Even if you’re extremely cautious and your kitten is an indoor pet, there’s a chance your cat might still get fleas. They cause your cat to itch and scratch, and get onto your clothes and into your house. Here are some tips on preventing, recognizing, and treating fleas.
The best way to deal with fleas is to prevent them from happening in the first place. Keep your grass mowed and bushes and plants trimmed and neat. Avoid contact with wildlife like raccoons, opossums, or feral cats that might be carrying fleas and other parasitic insects. Fix fences or sheds that might let them in or your pets out. Keeping your cat indoors will prevent them from coming into contact with other animals.
Keeping the inside of your house clean makes it less inviting to pests, including fleas. Flea eggs and larvae often live in carpets and rugs so vacuum them regularly and wash them at least every few months.

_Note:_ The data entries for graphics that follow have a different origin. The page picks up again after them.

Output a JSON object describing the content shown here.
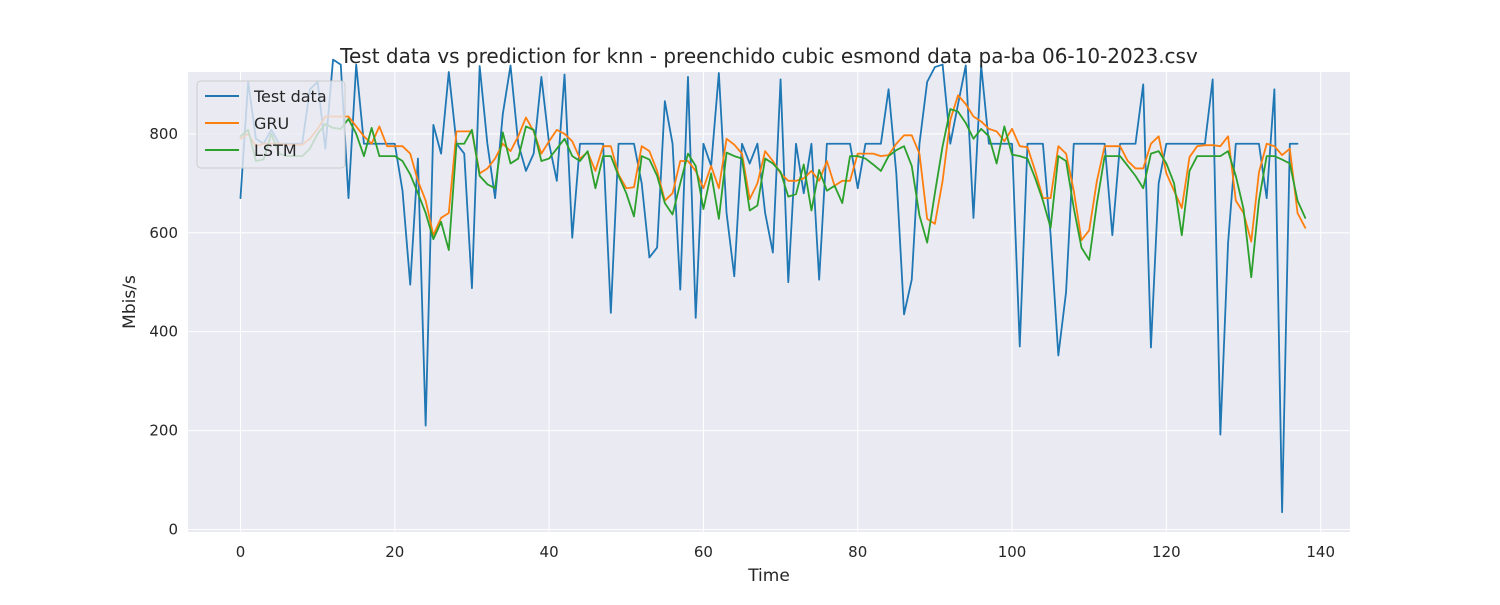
{
  "chart_data": {
    "type": "line",
    "title": "Test data vs prediction for knn - preenchido cubic esmond data pa-ba 06-10-2023.csv",
    "xlabel": "Time",
    "ylabel": "Mbis/s",
    "xlim": [
      -6.8,
      143.8
    ],
    "ylim": [
      -5,
      925
    ],
    "xticks": [
      0,
      20,
      40,
      60,
      80,
      100,
      120,
      140
    ],
    "yticks": [
      0,
      200,
      400,
      600,
      800
    ],
    "grid": true,
    "legend_position": "top-left",
    "colors": {
      "background": "#eaeaf2",
      "grid": "#ffffff",
      "test": "#1f77b4",
      "gru": "#ff7f0e",
      "lstm": "#2ca02c"
    },
    "series": [
      {
        "name": "Test data",
        "color": "#1f77b4",
        "values": [
          670,
          905,
          790,
          780,
          808,
          780,
          780,
          780,
          780,
          890,
          905,
          770,
          950,
          940,
          670,
          940,
          780,
          780,
          780,
          780,
          780,
          685,
          495,
          750,
          210,
          818,
          760,
          925,
          780,
          760,
          488,
          937,
          780,
          670,
          840,
          938,
          780,
          725,
          760,
          915,
          780,
          705,
          920,
          590,
          780,
          780,
          780,
          780,
          438,
          780,
          780,
          780,
          700,
          550,
          570,
          866,
          780,
          485,
          915,
          428,
          780,
          735,
          923,
          640,
          512,
          780,
          740,
          780,
          640,
          560,
          910,
          500,
          780,
          680,
          780,
          505,
          780,
          780,
          780,
          780,
          690,
          780,
          780,
          780,
          890,
          720,
          435,
          505,
          780,
          905,
          935,
          940,
          780,
          860,
          938,
          630,
          938,
          780,
          780,
          780,
          780,
          370,
          780,
          780,
          780,
          595,
          352,
          480,
          780,
          780,
          780,
          780,
          780,
          595,
          780,
          780,
          780,
          900,
          368,
          700,
          780,
          780,
          780,
          780,
          780,
          780,
          910,
          192,
          580,
          780,
          780,
          780,
          780,
          670,
          890,
          35,
          780,
          780
        ]
      },
      {
        "name": "GRU",
        "color": "#ff7f0e",
        "values": [
          790,
          800,
          775,
          780,
          780,
          780,
          778,
          778,
          778,
          790,
          810,
          835,
          835,
          835,
          835,
          815,
          795,
          780,
          815,
          775,
          775,
          775,
          760,
          705,
          665,
          595,
          630,
          640,
          805,
          805,
          805,
          720,
          730,
          750,
          780,
          765,
          795,
          833,
          805,
          760,
          785,
          808,
          800,
          785,
          750,
          763,
          725,
          775,
          775,
          718,
          690,
          692,
          775,
          765,
          725,
          665,
          680,
          745,
          745,
          725,
          690,
          735,
          690,
          790,
          778,
          760,
          668,
          700,
          765,
          745,
          720,
          705,
          705,
          710,
          725,
          705,
          745,
          695,
          705,
          705,
          760,
          760,
          760,
          755,
          757,
          780,
          797,
          797,
          760,
          628,
          618,
          705,
          828,
          878,
          860,
          835,
          825,
          810,
          805,
          785,
          810,
          775,
          773,
          725,
          670,
          670,
          775,
          760,
          685,
          585,
          605,
          705,
          775,
          775,
          775,
          745,
          730,
          730,
          780,
          795,
          720,
          685,
          650,
          753,
          775,
          777,
          777,
          775,
          795,
          665,
          640,
          582,
          722,
          780,
          775,
          757,
          770,
          640,
          610
        ]
      },
      {
        "name": "LSTM",
        "color": "#2ca02c",
        "values": [
          795,
          808,
          745,
          748,
          800,
          760,
          755,
          755,
          755,
          770,
          800,
          820,
          812,
          810,
          830,
          800,
          755,
          812,
          755,
          755,
          755,
          745,
          718,
          680,
          640,
          587,
          622,
          565,
          780,
          780,
          808,
          715,
          698,
          690,
          803,
          740,
          750,
          815,
          808,
          745,
          750,
          770,
          790,
          755,
          745,
          765,
          690,
          755,
          755,
          715,
          680,
          633,
          755,
          748,
          715,
          660,
          637,
          700,
          760,
          735,
          648,
          720,
          628,
          762,
          755,
          750,
          645,
          655,
          750,
          740,
          723,
          673,
          678,
          738,
          645,
          727,
          685,
          695,
          660,
          755,
          755,
          750,
          738,
          725,
          755,
          767,
          775,
          735,
          635,
          580,
          680,
          775,
          850,
          845,
          822,
          790,
          810,
          795,
          740,
          815,
          758,
          755,
          750,
          710,
          665,
          610,
          755,
          745,
          650,
          570,
          545,
          660,
          755,
          755,
          755,
          735,
          715,
          690,
          760,
          765,
          740,
          700,
          595,
          725,
          755,
          755,
          755,
          755,
          765,
          715,
          648,
          510,
          665,
          755,
          755,
          748,
          740,
          665,
          630
        ]
      }
    ]
  }
}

Flea control products, topical repellents, and oral medications can help prevent your pet from having a full-on infestation. Topical products kill off adult fleas and prevent eggs and larvae from growing. You need to be consistent with flea prevention treatment. Just one missed dose could mean a massive flea problem. Bathe and comb your pet regularly to remove any bugs that may have found their way into your furry friend’s fur.
Fleas thrive in warmer weather, so pay extra close attention and take extra precautions in the spring and summer.
Despite your best efforts, your pet may still be exposed to fleas. Since your cat can’t tell you that he’s experiencing a problem, it’s up to you to pay attention and recognize the signs that he has fleas. The first and most obvious sign is excessive itching and scratching. This goes beyond normal pet itches. It’s a more obsessive scratching, licking, and chewing. Your cat may have a very sudden urge to scratch one particular spot where he’s getting bitten.
In cats, head shaking and itching their ears could be a sign that they have fleas on their heads. They may also groom themselves more than usual in order to get rid of the insects.
You’ll have to physically check your cat’s coat to ensure that he really does have fleas. This is much easier if your cat is a lighter color. Fleas are black or brown, tiny, and move very fast, so it can be tough to see them with the naked human eye. Armpits, belly, and the groin are common places for fleas to live, so check for redness or skin lesions there. Running a special flea comb across your cat’s fur makes it easier to find insects that might be hiding.
If you find that your cat does have fleas, there are a number of steps you’ll have to take to get rid of them. Wash your cat with a flea shampoo to kill adult insects living in his fur. After doing this, you’ll still need to remove eggs and larvae. Certain oral medications prevent flea eggs from hatching and stop larvae from growing up, so they eventually die and cannot lay more eggs. You may need some extra help from a vet if the infestation is particularly bad.
You’ll also need to keep your home sparkling clean to make sure that there aren’t any leftover eggs hiding. Wash all linens and towels, and run recently worn clothes through the washer and dryer for good measure. Clean fabric, furniture, and vacuum, wash and treat any carpets and throw rugs. Be sure to get the hard to reach places that might be a haven for bugs.